Locate the Pilot Light
Using a flashlight, locate the two gas tubes that run from the gas control valve to the burner. The larger of these two tubes delivers gas to the burner itself, while the smaller tube has an open end where the pilot flame normally burns. In a traditional standing-pilot water heater, there will be a wire ending in a small metal probe positioned at the end of the pilot light tube; this is the thermocouple.
Light the Pilot
With standard pilot light water heaters: Turn the gas control knob to the PILOT setting, then depress the button and hold it there. With the other hand, use a long-handled lighter to apply flame to the end of the pilot light gas tube. Watch carefully for a gas flame to appear at the end of the pilot light tube. Continue to hold down the control knob for a full minute. This allows the thermocouple to fully heat up.
With electronic ignition water heaters: Locate the red or black button that is marked IGNITION on the top or side of the gas control valve, and press it down to ignite the pilot. You should hear a clicking sound as the ignitor sparks.
Open the Gas Valve
Once the pilot light has been burning for at least a minute, release the button and turn the gas control valve knob to the ON position.
Turn the thermostat on the gas control valve to a high-temperature setting, and listen for the sound of the main burner igniting. Peer into the burner chamber to verify that the burner has a good-quality flame—it should be blue rather than a dirty orange or yellow color. (If the flame is of poor quality, it may indicate the burner needs cleaning or replacing.)
Turn the water heater's thermostat back to its normal setting.
Carefully slide the burner chamber cover back in place. Make sure it is fully seated. A misaligned or missing cover can cause drafts to blow out the pilot light.

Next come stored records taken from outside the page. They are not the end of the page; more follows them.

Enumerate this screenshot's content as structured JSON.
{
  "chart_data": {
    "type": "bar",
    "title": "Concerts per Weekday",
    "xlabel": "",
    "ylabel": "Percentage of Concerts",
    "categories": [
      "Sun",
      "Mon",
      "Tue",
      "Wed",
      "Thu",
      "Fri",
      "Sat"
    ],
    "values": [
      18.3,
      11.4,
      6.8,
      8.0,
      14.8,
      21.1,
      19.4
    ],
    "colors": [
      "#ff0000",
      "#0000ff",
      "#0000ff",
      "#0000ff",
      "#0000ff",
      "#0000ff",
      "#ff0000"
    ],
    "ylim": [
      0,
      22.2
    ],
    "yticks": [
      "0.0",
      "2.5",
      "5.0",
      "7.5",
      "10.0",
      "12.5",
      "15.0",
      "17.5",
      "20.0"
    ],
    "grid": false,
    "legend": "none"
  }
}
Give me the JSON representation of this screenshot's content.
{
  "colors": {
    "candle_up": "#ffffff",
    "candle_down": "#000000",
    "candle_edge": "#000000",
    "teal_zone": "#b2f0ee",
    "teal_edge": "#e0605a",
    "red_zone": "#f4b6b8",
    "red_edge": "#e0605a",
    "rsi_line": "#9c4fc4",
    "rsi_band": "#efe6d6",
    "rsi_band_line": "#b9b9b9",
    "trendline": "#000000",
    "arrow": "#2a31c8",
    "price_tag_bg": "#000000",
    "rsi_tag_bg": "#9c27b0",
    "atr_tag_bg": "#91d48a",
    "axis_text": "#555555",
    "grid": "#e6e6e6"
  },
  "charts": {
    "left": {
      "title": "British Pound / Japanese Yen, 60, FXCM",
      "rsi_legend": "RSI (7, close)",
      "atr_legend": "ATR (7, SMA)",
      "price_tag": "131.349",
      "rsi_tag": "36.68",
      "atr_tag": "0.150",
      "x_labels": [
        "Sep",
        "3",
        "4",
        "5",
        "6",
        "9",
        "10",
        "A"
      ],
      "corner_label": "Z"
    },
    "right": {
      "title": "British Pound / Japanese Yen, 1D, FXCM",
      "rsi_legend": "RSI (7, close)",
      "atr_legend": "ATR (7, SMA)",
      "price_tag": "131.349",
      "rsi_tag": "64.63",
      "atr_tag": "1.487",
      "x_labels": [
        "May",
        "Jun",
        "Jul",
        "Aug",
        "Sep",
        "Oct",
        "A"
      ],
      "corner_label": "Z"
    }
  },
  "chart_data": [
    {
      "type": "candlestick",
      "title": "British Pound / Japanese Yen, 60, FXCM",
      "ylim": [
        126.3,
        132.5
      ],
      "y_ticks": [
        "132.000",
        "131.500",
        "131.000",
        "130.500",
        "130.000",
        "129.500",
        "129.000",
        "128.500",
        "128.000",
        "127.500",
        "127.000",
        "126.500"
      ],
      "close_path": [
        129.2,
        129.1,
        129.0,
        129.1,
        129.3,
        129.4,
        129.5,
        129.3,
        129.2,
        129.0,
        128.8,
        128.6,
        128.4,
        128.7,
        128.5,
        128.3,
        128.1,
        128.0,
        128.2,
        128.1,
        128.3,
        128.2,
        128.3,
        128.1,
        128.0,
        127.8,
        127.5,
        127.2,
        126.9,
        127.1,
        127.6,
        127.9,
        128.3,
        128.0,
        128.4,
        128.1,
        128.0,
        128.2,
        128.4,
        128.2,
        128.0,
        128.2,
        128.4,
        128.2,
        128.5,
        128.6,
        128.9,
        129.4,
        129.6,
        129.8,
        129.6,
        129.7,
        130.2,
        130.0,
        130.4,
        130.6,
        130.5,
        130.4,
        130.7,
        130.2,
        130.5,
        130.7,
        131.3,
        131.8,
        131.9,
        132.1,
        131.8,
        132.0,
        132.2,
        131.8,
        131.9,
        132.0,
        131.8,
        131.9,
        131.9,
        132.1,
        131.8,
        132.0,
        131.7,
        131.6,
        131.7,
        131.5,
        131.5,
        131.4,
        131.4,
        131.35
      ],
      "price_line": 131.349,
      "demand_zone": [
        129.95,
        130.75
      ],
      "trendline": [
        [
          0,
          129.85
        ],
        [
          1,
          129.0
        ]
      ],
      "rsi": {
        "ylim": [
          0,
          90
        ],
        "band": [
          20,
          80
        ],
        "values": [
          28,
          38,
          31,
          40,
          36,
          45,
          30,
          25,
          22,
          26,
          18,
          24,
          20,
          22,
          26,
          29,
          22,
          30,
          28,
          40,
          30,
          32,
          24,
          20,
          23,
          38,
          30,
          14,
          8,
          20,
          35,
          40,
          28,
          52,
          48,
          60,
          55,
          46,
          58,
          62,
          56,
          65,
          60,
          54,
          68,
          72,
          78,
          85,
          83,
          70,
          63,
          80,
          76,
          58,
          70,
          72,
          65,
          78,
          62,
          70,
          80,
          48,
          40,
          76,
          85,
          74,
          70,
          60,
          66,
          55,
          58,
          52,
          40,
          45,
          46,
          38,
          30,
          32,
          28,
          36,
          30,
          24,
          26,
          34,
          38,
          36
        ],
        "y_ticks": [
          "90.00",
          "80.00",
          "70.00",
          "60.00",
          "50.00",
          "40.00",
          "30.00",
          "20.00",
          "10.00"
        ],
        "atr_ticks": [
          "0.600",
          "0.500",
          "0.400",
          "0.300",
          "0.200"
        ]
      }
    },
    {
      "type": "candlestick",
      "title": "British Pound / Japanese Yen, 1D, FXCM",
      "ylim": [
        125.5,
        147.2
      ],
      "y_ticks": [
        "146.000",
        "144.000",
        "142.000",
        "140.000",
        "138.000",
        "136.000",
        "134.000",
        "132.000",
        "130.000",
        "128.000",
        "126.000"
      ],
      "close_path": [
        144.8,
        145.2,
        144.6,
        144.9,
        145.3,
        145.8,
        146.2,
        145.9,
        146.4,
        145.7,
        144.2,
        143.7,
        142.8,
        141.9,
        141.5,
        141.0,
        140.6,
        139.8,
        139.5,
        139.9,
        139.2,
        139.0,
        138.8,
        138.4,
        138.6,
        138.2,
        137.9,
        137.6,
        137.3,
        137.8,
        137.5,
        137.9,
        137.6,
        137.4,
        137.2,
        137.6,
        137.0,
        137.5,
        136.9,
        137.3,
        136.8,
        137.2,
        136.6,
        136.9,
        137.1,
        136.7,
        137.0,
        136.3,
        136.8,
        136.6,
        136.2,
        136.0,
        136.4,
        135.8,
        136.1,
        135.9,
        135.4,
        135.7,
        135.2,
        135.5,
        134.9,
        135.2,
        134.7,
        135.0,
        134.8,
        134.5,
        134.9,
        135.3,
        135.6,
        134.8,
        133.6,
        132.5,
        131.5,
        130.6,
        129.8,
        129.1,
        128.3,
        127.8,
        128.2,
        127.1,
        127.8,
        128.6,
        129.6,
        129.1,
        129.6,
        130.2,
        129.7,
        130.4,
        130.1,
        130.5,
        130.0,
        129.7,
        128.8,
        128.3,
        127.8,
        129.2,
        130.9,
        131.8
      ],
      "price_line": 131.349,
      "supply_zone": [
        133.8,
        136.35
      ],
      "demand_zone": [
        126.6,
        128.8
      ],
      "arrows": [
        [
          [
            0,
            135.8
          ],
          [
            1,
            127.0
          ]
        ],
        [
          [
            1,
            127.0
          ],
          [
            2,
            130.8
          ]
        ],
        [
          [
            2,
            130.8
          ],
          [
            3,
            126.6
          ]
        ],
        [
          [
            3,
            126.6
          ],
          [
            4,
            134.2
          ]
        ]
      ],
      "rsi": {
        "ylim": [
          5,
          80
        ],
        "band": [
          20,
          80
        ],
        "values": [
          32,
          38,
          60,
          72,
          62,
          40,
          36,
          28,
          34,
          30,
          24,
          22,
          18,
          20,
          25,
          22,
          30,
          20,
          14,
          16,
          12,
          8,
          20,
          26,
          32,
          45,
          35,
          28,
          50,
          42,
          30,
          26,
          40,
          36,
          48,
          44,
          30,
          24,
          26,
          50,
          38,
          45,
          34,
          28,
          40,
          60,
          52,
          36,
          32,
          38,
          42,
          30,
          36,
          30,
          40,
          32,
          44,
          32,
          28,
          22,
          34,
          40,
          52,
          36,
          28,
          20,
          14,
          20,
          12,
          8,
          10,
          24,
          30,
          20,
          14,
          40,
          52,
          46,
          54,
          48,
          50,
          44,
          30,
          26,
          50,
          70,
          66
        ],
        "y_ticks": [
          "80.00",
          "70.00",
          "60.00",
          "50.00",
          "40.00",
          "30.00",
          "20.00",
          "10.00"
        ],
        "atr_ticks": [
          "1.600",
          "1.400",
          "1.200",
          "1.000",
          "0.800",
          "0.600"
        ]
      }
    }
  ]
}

If this relighting routine does not fix the problem, or if the pilot light does not stay lit, then the solution may be more complicated. The first thing to try is replacing the thermocouple or heat sensor. This is by far the most common cause of the problem, and in most cases, it will remedy the situation.
When to Call a Pro
If simple relighting or replacing the thermocouple or flame sensor does not restore the water heater to good operation, then the problem is more serious and probably requires service from a plumber or appliance technician. Possible causes include a bad gas control valve, or a cracked or damaged burner. But before spending a lot of money on repairs, consider the likely lifespan of the water heater. Water heaters typically wear out after 8 to 12 years, and if yours is approaching or exceeding that age, the better choice may be to replace it rather than to invest in repairs.
Electric Water Heater?
Water heaters that heat with electricity rather than gas can also suddenly stop producing hot water. When this happens, likely causes include a heating element that needs replacing, or a faulty thermostat that needs replacing. Both of these repairs can be done by DIYers with some experience with appliance repair.